The record fails to show any evidence except that leading to the conclusion, as a matter of law, that plaintiffs have been excluded from a public golf course in violation of their rights under the Civil Rights Law (Cons. Laws, ch. 6).
Here defendant has advertised its course as public by signs on its own grounds, to say nothing of the several signs on the public highways near the golf course. When the word "public" is thus used, the phrase "under club rules" is not sufficient to change the word "public" to "private." On the other hand when we turn to the club rules, it is therein specifically provided what the word "public" means; for while guests who wish to use the clubhouse must be introduced by members, there is no such provision for those who merely wish to play the course and who are called "playing guests." As to them, the only requirement is the payment of the greens fee.

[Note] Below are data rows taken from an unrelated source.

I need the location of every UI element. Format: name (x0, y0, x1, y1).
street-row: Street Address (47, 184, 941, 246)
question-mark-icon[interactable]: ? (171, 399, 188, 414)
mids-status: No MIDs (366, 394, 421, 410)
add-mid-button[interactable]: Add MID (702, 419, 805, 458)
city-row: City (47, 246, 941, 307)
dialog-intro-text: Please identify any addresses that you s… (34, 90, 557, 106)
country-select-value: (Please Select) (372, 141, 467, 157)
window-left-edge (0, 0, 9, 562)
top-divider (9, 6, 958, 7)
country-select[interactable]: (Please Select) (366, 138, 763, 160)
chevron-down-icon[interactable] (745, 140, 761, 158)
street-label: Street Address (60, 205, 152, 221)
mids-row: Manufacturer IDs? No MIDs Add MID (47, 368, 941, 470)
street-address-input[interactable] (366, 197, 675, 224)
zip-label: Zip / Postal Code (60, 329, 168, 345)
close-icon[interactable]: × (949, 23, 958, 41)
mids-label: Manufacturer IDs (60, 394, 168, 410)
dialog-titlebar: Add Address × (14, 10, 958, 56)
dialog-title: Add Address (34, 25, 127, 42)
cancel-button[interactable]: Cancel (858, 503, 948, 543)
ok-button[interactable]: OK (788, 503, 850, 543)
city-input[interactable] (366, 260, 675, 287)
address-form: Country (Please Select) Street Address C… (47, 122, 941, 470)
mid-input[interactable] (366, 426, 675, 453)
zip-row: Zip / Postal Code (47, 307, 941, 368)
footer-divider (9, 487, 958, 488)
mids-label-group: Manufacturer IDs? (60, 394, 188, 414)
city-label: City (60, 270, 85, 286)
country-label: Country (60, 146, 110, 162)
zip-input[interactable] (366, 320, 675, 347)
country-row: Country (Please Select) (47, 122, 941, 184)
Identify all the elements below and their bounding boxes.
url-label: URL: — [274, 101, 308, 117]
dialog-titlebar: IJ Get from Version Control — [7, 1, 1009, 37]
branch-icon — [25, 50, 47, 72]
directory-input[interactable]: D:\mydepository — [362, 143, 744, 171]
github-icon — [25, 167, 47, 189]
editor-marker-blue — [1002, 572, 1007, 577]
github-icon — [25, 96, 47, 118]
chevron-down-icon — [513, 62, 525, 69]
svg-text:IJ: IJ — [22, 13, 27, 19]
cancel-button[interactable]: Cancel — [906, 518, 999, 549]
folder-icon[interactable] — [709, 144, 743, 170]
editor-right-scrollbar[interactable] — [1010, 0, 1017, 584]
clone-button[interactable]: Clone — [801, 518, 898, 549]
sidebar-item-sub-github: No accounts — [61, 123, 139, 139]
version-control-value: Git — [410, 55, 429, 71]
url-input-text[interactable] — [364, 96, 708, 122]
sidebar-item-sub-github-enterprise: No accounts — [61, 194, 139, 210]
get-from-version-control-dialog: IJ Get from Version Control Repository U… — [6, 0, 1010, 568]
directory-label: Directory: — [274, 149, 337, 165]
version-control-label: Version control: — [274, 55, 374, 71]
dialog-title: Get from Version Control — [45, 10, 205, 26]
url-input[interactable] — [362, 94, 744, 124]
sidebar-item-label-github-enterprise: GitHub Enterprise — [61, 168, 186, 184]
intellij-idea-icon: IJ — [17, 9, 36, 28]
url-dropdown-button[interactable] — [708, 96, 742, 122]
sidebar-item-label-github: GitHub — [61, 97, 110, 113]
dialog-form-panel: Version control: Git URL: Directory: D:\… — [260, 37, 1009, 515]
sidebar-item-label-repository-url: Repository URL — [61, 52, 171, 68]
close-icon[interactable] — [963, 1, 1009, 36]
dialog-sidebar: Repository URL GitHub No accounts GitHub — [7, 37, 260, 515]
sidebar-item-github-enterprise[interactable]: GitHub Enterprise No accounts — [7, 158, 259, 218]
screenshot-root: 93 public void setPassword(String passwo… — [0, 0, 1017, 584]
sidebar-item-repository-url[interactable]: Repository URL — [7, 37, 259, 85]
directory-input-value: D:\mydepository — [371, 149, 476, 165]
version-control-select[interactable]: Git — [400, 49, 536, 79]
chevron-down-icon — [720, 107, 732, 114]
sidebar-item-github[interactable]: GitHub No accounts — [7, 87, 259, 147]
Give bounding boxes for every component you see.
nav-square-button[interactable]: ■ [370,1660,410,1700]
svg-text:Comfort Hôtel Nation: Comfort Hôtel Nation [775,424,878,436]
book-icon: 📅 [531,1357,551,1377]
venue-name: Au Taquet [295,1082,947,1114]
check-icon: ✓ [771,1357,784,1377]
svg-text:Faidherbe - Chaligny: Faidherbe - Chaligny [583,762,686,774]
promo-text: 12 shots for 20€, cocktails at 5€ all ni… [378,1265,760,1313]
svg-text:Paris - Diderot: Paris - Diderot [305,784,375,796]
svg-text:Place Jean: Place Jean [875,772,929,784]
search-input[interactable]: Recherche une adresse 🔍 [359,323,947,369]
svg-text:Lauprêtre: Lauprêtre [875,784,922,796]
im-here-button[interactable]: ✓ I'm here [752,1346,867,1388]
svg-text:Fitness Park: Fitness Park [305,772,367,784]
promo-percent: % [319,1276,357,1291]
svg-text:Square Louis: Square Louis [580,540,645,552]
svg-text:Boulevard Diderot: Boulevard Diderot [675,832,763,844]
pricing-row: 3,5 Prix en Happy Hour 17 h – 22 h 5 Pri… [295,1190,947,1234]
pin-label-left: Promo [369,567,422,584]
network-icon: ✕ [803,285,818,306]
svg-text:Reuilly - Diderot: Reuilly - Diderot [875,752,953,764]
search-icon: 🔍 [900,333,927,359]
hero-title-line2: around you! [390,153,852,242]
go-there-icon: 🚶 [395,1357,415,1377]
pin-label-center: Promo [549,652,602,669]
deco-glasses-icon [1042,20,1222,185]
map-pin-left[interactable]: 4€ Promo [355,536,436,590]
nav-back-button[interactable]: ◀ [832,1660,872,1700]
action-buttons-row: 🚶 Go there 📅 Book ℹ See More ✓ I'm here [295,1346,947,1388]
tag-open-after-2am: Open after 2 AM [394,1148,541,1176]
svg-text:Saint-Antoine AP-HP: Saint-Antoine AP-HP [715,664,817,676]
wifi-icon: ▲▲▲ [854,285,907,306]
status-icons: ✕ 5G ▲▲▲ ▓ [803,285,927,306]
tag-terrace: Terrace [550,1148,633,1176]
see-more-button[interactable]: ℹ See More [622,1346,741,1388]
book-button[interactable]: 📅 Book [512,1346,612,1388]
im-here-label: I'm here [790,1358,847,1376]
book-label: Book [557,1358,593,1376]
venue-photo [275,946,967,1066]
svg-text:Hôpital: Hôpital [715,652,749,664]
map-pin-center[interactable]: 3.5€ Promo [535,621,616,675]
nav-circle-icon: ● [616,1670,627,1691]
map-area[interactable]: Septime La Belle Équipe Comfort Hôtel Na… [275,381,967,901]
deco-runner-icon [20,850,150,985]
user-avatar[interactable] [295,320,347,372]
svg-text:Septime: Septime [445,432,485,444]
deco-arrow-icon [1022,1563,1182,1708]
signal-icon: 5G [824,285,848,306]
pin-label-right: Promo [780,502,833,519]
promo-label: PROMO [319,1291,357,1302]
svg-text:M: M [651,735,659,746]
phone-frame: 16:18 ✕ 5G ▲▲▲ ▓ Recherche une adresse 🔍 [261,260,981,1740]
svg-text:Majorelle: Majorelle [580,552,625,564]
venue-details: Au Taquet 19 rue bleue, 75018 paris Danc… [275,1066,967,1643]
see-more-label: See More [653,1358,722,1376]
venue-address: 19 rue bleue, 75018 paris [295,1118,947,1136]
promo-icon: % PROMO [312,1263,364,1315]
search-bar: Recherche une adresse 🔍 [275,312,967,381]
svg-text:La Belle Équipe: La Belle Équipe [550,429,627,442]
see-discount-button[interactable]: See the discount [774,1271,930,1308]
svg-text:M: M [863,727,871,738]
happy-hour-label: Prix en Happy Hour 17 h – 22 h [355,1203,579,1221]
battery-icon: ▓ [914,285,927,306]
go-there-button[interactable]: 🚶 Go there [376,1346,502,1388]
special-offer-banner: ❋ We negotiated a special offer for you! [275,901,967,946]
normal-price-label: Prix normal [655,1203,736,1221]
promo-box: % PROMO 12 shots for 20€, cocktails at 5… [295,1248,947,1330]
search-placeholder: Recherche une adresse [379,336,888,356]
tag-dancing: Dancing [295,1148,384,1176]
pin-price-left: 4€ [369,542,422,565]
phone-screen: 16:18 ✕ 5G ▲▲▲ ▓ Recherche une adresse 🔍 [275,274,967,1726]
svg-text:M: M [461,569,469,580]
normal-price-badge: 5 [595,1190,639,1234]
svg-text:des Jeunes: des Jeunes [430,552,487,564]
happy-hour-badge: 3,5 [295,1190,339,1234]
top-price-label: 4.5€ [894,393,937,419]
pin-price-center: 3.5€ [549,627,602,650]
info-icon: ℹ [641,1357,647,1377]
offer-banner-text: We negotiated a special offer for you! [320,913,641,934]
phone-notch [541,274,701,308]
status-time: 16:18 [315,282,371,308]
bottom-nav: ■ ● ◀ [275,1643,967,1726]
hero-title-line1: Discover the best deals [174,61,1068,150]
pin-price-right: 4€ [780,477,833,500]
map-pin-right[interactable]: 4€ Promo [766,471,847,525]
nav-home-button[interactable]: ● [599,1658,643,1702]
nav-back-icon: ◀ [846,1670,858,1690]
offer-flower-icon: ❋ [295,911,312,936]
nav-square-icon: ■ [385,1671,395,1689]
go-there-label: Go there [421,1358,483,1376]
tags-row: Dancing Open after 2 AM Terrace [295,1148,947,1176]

The words of the Civil Rights Law, a "place of public accommodation, resort or amusement," (§ 40), show by their mere statement that they are sufficiently broad to include a public golf course. The fact that the Legislature immediately amended the statute so as specifically to include a public golf course when the earlier language was restricted by judicial decision, shows clearly that the amendment was intended for clarification. In addition there is no canon of construction which is authority for a strict construction of the statute here in question.
It follows that the judgment appealed from should be reversed and a new trial granted.